Compounded kisspeptin is prepared by a licensed 503A compounding pharmacy and is not an FDA-approved drug product. It has not been evaluated by the FDA for safety, efficacy, or manufacturing quality in the manner required for drug approval. Purity, potency, and sterility of compounded preparations depend on individual pharmacy standards and are not subject to FDA manufacturing oversight.

Do not use kisspeptin if you have: primary hypogonadism or gonadal failure; active or history of hormone-sensitive malignancy (including prostate cancer, estrogen-receptor-positive breast cancer); known hypersensitivity to kisspeptin or related peptide compounds; or are currently receiving continuous GnRH agonist or antagonist therapy for cancer or other indications. Kisspeptin is not for use during pregnancy. Safety in pregnancy has not been established.

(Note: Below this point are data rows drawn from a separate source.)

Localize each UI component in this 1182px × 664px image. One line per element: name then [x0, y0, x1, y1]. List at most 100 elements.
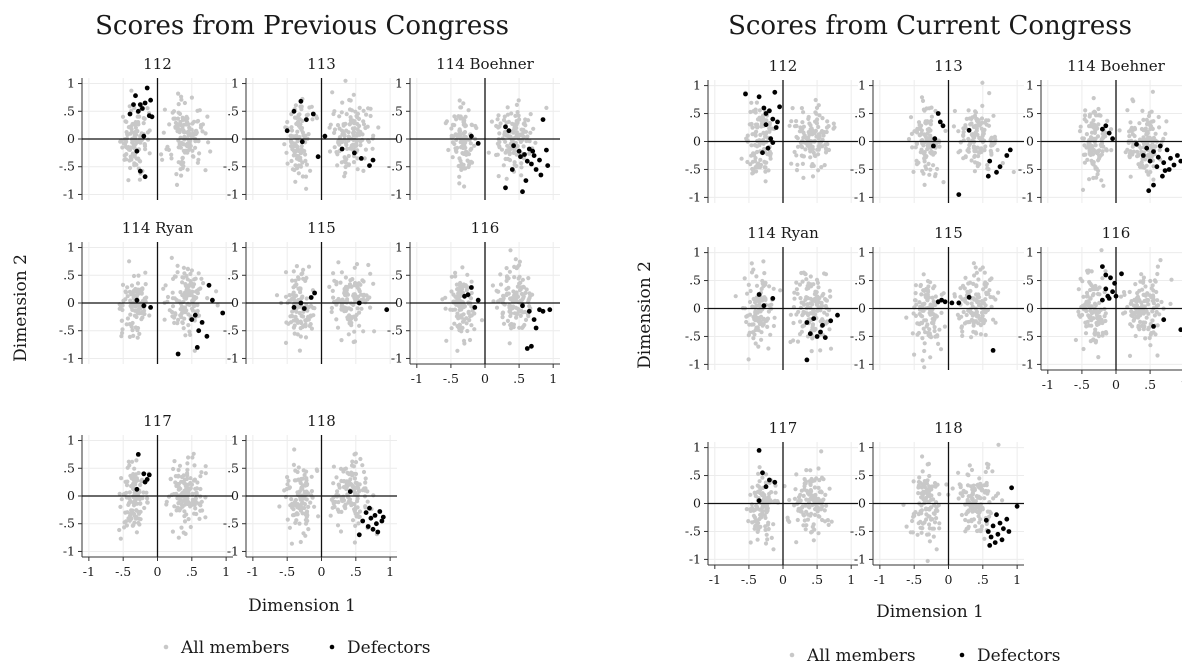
member-point [975, 132, 980, 137]
member-point [134, 314, 139, 320]
defector-point [1151, 324, 1156, 329]
member-point [916, 479, 922, 485]
member-point [810, 336, 815, 341]
member-point [1088, 287, 1093, 293]
member-point [287, 293, 292, 298]
member-point [796, 309, 801, 314]
defector-point [220, 310, 226, 316]
member-point [195, 160, 200, 165]
defector-point [985, 529, 991, 534]
member-point [1097, 292, 1102, 297]
member-point [971, 281, 976, 286]
member-point [450, 155, 455, 160]
defector-point [347, 489, 353, 494]
member-point [1076, 309, 1081, 314]
member-point [123, 519, 129, 524]
member-point [922, 365, 927, 370]
member-point [128, 298, 133, 303]
member-point [469, 304, 474, 309]
defector-point [1001, 526, 1006, 532]
member-point [141, 116, 146, 121]
member-point [501, 118, 507, 123]
member-point [950, 486, 955, 491]
member-point [190, 499, 196, 504]
member-point [1094, 175, 1099, 180]
member-point [976, 277, 981, 282]
member-point [986, 123, 992, 128]
member-point [340, 100, 345, 105]
member-point [1091, 291, 1096, 297]
member-point [490, 283, 495, 288]
legend-all-members-marker [163, 644, 169, 650]
member-point [360, 463, 365, 468]
member-point [464, 321, 469, 326]
member-point [917, 475, 922, 480]
member-point [338, 280, 343, 285]
x-axis-title-previous: Dimension 1 [248, 596, 356, 616]
defector-point [503, 124, 508, 130]
member-point [1076, 287, 1081, 292]
member-point [1103, 318, 1108, 324]
member-point [794, 134, 799, 140]
member-point [294, 309, 299, 314]
member-point [348, 115, 353, 120]
member-point [760, 475, 765, 480]
member-point [922, 341, 927, 346]
member-point [136, 520, 141, 526]
member-point [198, 474, 203, 479]
member-point [511, 150, 516, 155]
x-tick-label: 1 [386, 564, 394, 579]
member-point [339, 110, 344, 115]
x-tick-label: .5 [977, 572, 989, 587]
member-point [931, 299, 936, 304]
member-point [1136, 297, 1141, 302]
member-point [121, 298, 126, 303]
member-point [987, 277, 993, 283]
defector-point [134, 148, 140, 154]
member-point [757, 108, 762, 113]
member-point [929, 312, 934, 317]
member-point [913, 313, 919, 318]
member-point [288, 314, 293, 319]
member-point [806, 504, 811, 509]
member-point [295, 129, 300, 134]
member-point [1141, 117, 1146, 122]
member-point [200, 129, 205, 134]
x-tick-label: .5 [513, 371, 525, 386]
member-point [1151, 177, 1156, 182]
member-point [824, 298, 829, 303]
member-point [906, 137, 912, 142]
member-point [750, 485, 755, 490]
y-tick-label: 1 [858, 440, 866, 455]
member-point [117, 491, 122, 496]
member-point [798, 492, 803, 497]
member-point [1103, 269, 1108, 274]
member-point [139, 317, 144, 322]
member-point [929, 517, 934, 522]
defector-point [475, 141, 481, 146]
member-point [501, 293, 506, 298]
member-point [919, 123, 924, 128]
member-point [1141, 135, 1146, 140]
member-point [1096, 321, 1101, 326]
member-point [164, 147, 169, 152]
member-point [982, 148, 987, 153]
member-point [508, 248, 513, 253]
member-point [928, 505, 934, 510]
member-point [298, 158, 303, 163]
legend-all-members-label: All members [180, 638, 290, 658]
member-point [461, 312, 466, 317]
member-point [198, 286, 203, 291]
member-point [452, 321, 457, 326]
member-point [357, 123, 362, 129]
member-point [289, 541, 294, 546]
member-point [197, 151, 202, 156]
member-point [301, 483, 306, 488]
defector-point [368, 515, 374, 521]
member-point [507, 341, 512, 346]
member-point [131, 273, 137, 279]
member-point [343, 284, 349, 289]
member-point [338, 466, 344, 471]
member-point [1141, 275, 1146, 280]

Warnings: tachyphylaxis (receptor desensitization) with chronic daily dosing; hormonal fluctuations from acute gonadotropin surges; potential for OHSS in women undergoing ovarian stimulation protocols (risk is substantially lower than with hCG triggers based on published comparison data but is not absent); transient estradiol fluctuations. Long-term safety profile of compounded kisspeptin as a chronic therapeutic has not been characterized in controlled trials as of April 2026.

Common side effects in research protocols: transient LH and FSH surges; mild injection-site discomfort with subcutaneous administration; hot flushes in women from acute gonadotropin-driven estradiol changes.

Not available in all states. Availability of compounded kisspeptin is subject to state pharmacy board regulations and individual prescriber judgment. All prescribing of compounded kisspeptin represents the independent clinical judgment of the prescribing physician and is not an FDA-approved indication.

Additional Questions

What is the connection between kisspeptin and sexual desire?

Clinical fMRI research from the Dhillo lab, including RCTs published in JAMA Network Open in 2022 and 2023, shows kisspeptin modulates brain activity in regions governing sexual and emotional processing in both men and women with HSDD. These are brain-imaging and behavioral data, not definitive outcomes trials establishing kisspeptin as an approved sexual function therapy. The mechanism appears to involve KISS1R signaling in limbic and cortical regions independent of or in addition to its HPG axis effects.

How does kisspeptin compare to gonadorelin?

Kisspeptin acts one step further upstream than gonadorelin. Kisspeptin activates hypothalamic GnRH neurons via KISS1R; gonadorelin (synthetic GnRH) is what those neurons release to act on the pituitary. Both require an intact pituitary and functional gonads to produce a downstream hormone response. Gonadorelin has more established clinical evidence in specific indications (congenital hypogonadotropic hypogonadism managed with pulsatile pump therapy). Kisspeptin's evidence base is strongest in fertility research, HPG axis diagnostics, and the emerging sexual function research line.